Sonntag 25.07.04
in Santiago
– Fahrzeit – h – Wegstrecke – km – Summe 2148km – Temperatur bis 20-30°C
Das war eine kurze Nacht. Um sechs in der Früh werde ich schon wieder vom Lärm meiner lieben Mitpilger geweckt. Weiß der Himmel, was sie so früh am morgen schon vorhaben. Eine Stunde später stehe ich auch auf und begebe mich, nach einem Minifrühstück in der Bar nebenan, zum Gottesdienst um acht. Über irgendwelche Quellen war durchgesickert, dass wegen der Anwesenheit des Königs nur ein ausgesuchtes Publikum Zugang zum Hochamt um zehn Uhr hat. Deshalb entscheide ich mich für die sonntägliche „Frühmesse“. Ich komme auch pünktlich ein paar Minuten vor Beginn auf den Platz, wo ich zunächst von der Guardia Civil angehalten und kontrolliert werde. Ich erfahre von ihnen es sei eine Sicherheitsmaßnahme zum Schutz des Königs, jeder Passant muss die Kontrolle über sich ergehen lassen. Ich mache mein Rad irgendwo fest, aber kann die Kirche nicht betreten, weil vor beiden Eingängen eine lange Menschenschlange wartet.
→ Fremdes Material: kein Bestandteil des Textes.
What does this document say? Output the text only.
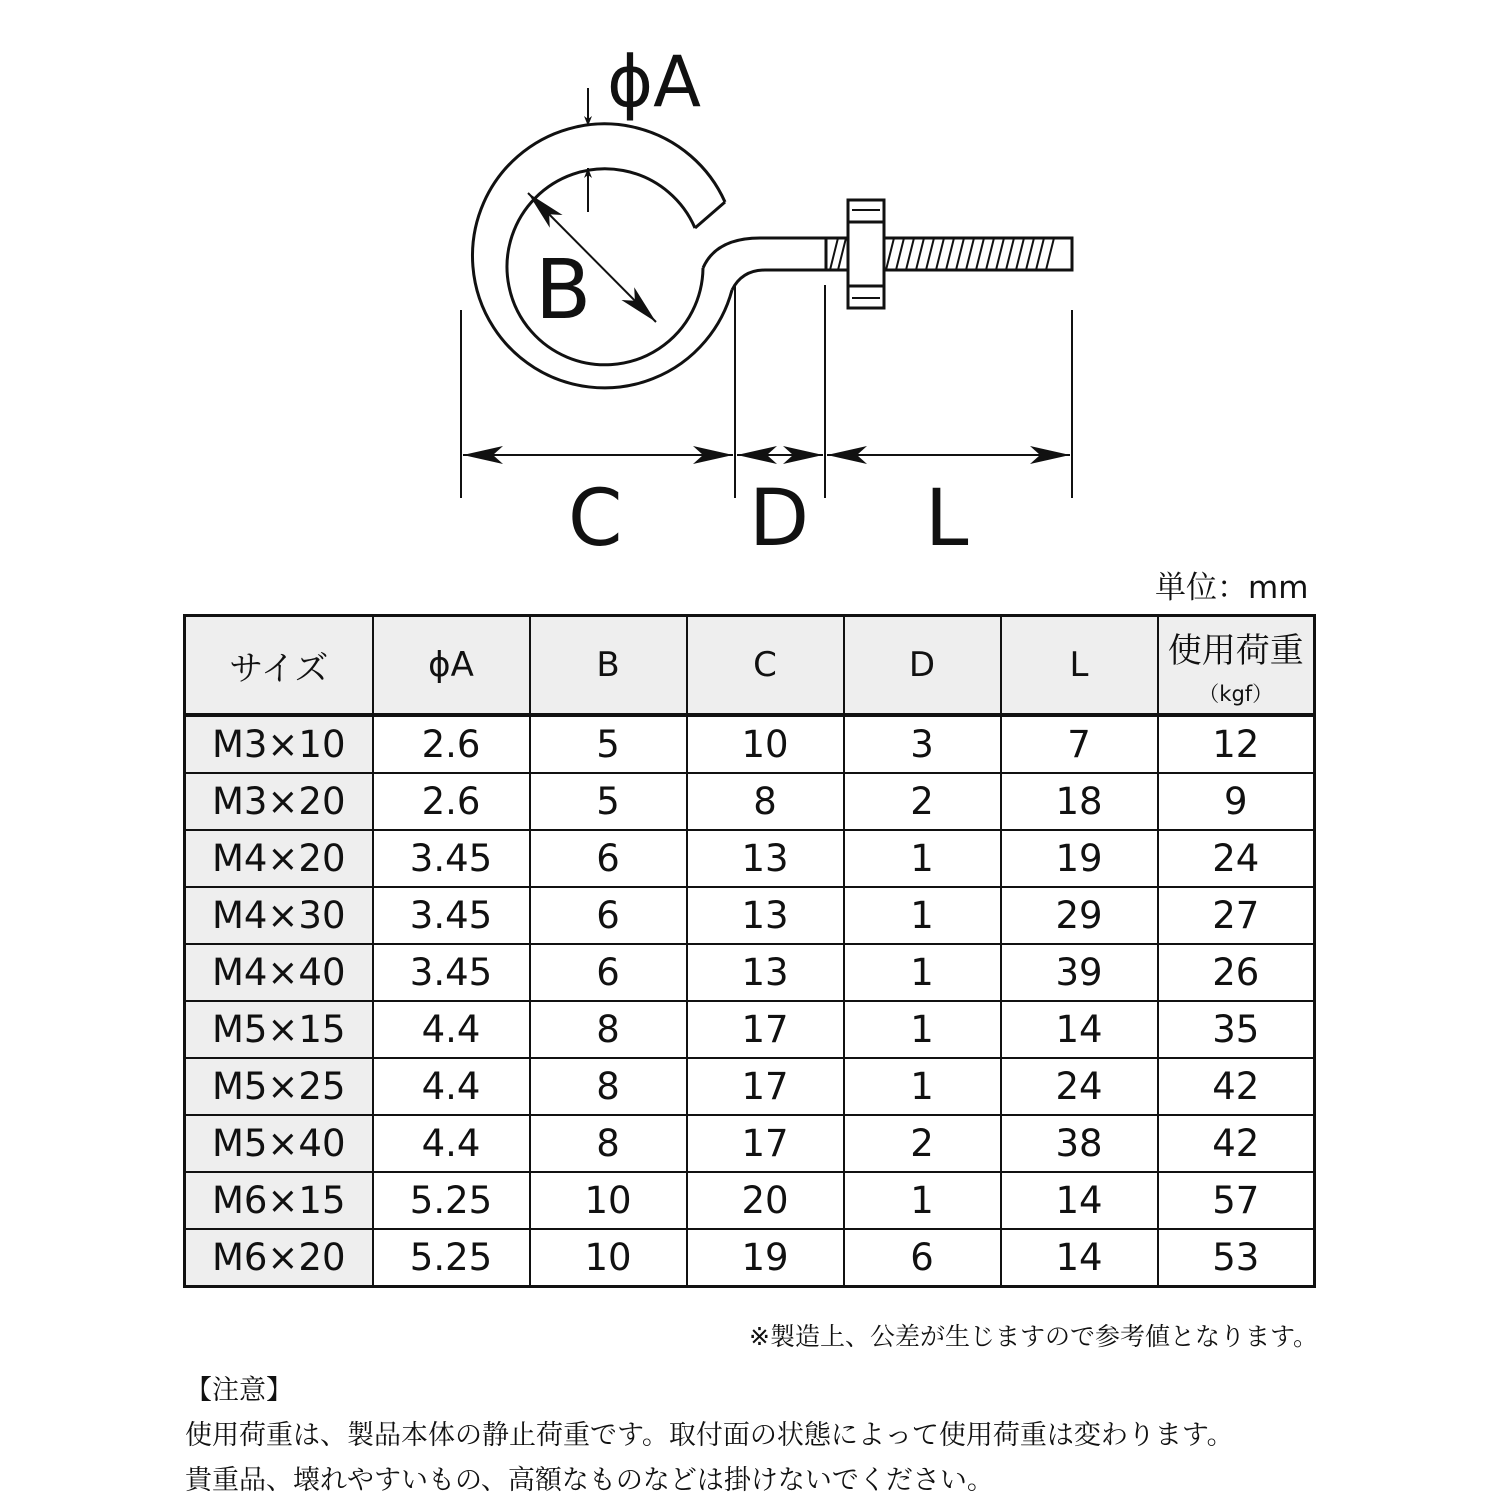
ϕA
B
C D L
単位：mm
サイズ	ϕA	B	C	D	L	使用荷重
（kgf）

M3×10	2.6	5	10	3	7	12
M3×20	2.6	5	8	2	18	9
M4×20	3.45	6	13	1	19	24
M4×30	3.45	6	13	1	29	27
M4×40	3.45	6	13	1	39	26
M5×15	4.4	8	17	1	14	35
M5×25	4.4	8	17	1	24	42
M5×40	4.4	8	17	2	38	42
M6×15	5.25	10	20	1	14	57
M6×20	5.25	10	19	6	14	53
※製造上、公差が生じますので参考値となります。
【注意】
使用荷重は、製品本体の静止荷重です。取付面の状態によって使用荷重は変わります。
貴重品、壊れやすいもの、高額なものなどは掛けないでください。
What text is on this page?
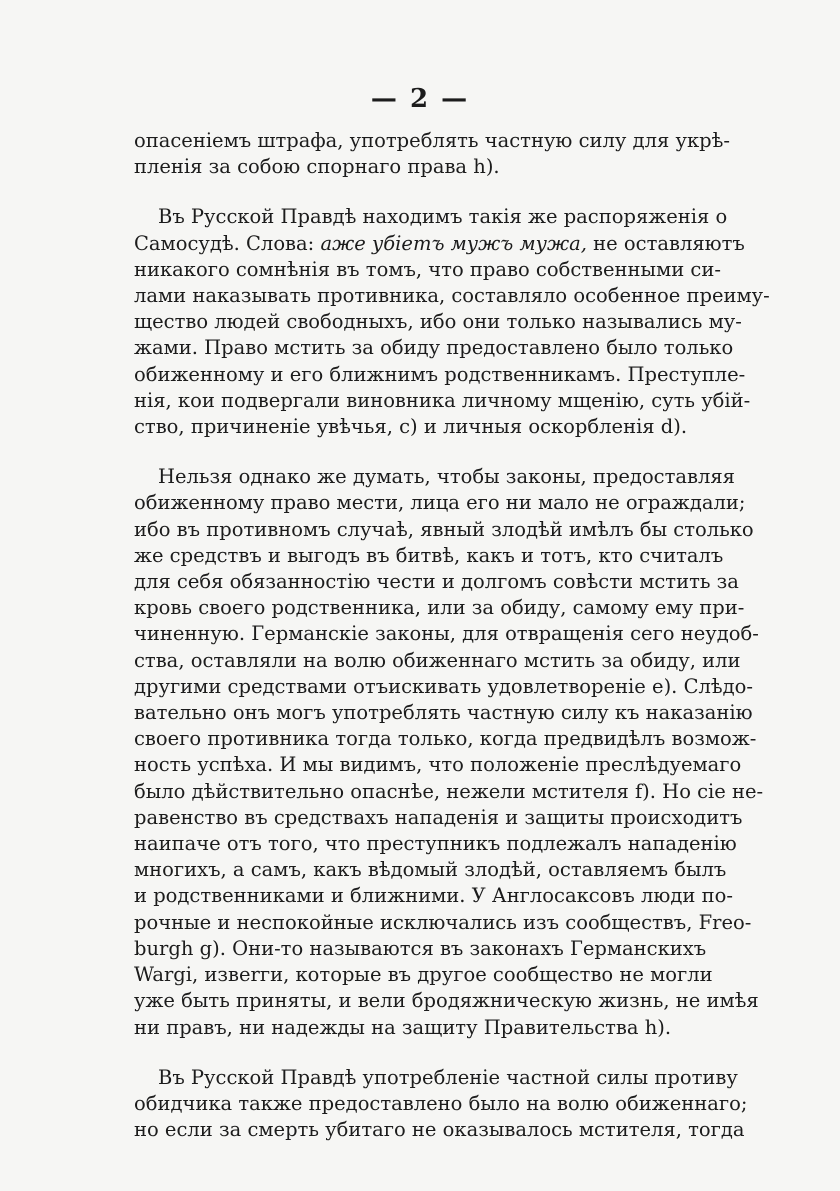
— 2 —
опасеніемъ штрафа, употреблять частную силу для укрѣ-
пленія за собою спорнаго права h).
Въ Русской Правдѣ находимъ такія же распоряженія о
Самосудѣ. Слова: аже убіетъ мужъ мужа, не оставляютъ
никакого сомнѣнія въ томъ, что право собственными си-
лами наказывать противника, составляло особенное преиму-
щество людей свободныхъ, ибо они только назывались му-
жами. Право мстить за обиду предоставлено было только
обиженному и его ближнимъ родственникамъ. Преступле-
нія, кои подвергали виновника личному мщенію, суть убій-
ство, причиненіе увѣчья, с) и личныя оскорбленія d).
Нельзя однако же думать, чтобы законы, предоставляя
обиженному право мести, лица его ни мало не ограждали;
ибо въ противномъ случаѣ, явный злодѣй имѣлъ бы столько
же средствъ и выгодъ въ битвѣ, какъ и тотъ, кто считалъ
для себя обязанностію чести и долгомъ совѣсти мстить за
кровь своего родственника, или за обиду, самому ему при-
чиненную. Германскіе законы, для отвращенія сего неудоб-
ства, оставляли на волю обиженнаго мстить за обиду, или
другими средствами отъискивать удовлетвореніе е). Слѣдо-
вательно онъ могъ употреблять частную силу къ наказанію
своего противника тогда только, когда предвидѣлъ возмож-
ность успѣха. И мы видимъ, что положеніе преслѣдуемаго
было дѣйствительно опаснѣе, нежели мстителя f). Но сіе не-
равенство въ средствахъ нападенія и защиты происходитъ
наипаче отъ того, что преступникъ подлежалъ нападенію
многихъ, а самъ, какъ вѣдомый злодѣй, оставляемъ былъ
и родственниками и ближними. У Англосаксовъ люди по-
рочные и неспокойные исключались изъ сообществъ, Freo-
burgh g). Они-то называются въ законахъ Германскихъ
Wargi, извerги, которые въ другое сообщество не могли
уже быть приняты, и вели бродяжническую жизнь, не имѣя
ни правъ, ни надежды на защиту Правительства h).
Въ Русской Правдѣ употребленіе частной силы противу
обидчика также предоставлено было на волю обиженнаго;
но если за смерть убитаго не оказывалось мстителя, тогда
Auch ich stelle mich hinten an. Acht Uhr ist längst vorbei, die Messe hat längst begonnen. Es ist inzwischen halb zehn, als ich beim Eintreten in die Kirche noch zwei Mal gründlich gefilzt werde. Die Frühmesse ist gerade zu Ende, die Schlange hatte sich also schon für das Hochamt angestellt. Dann bekomme ich diesmal ja einen Sitzplatz, denke ich bei mir. Aber weit gefehlt die wenigen nicht reservierten Plätze sind bereits besetzt und so finde ich den gleichen Stehplatz wie im vergangen Jahr an der gleichen Säule des Hauptschiffes wieder, da kann ich mich wenigsten anlehnen.Der König hat sicher noch nicht ausgeschlafen, denn die Messfeier beginnt statt um 10 um 10:45 Uhr, nach dem Einzug aller Honoratioren, des gesamten Klerus kommt zuletzt der König Juan Carlos und seine Frau.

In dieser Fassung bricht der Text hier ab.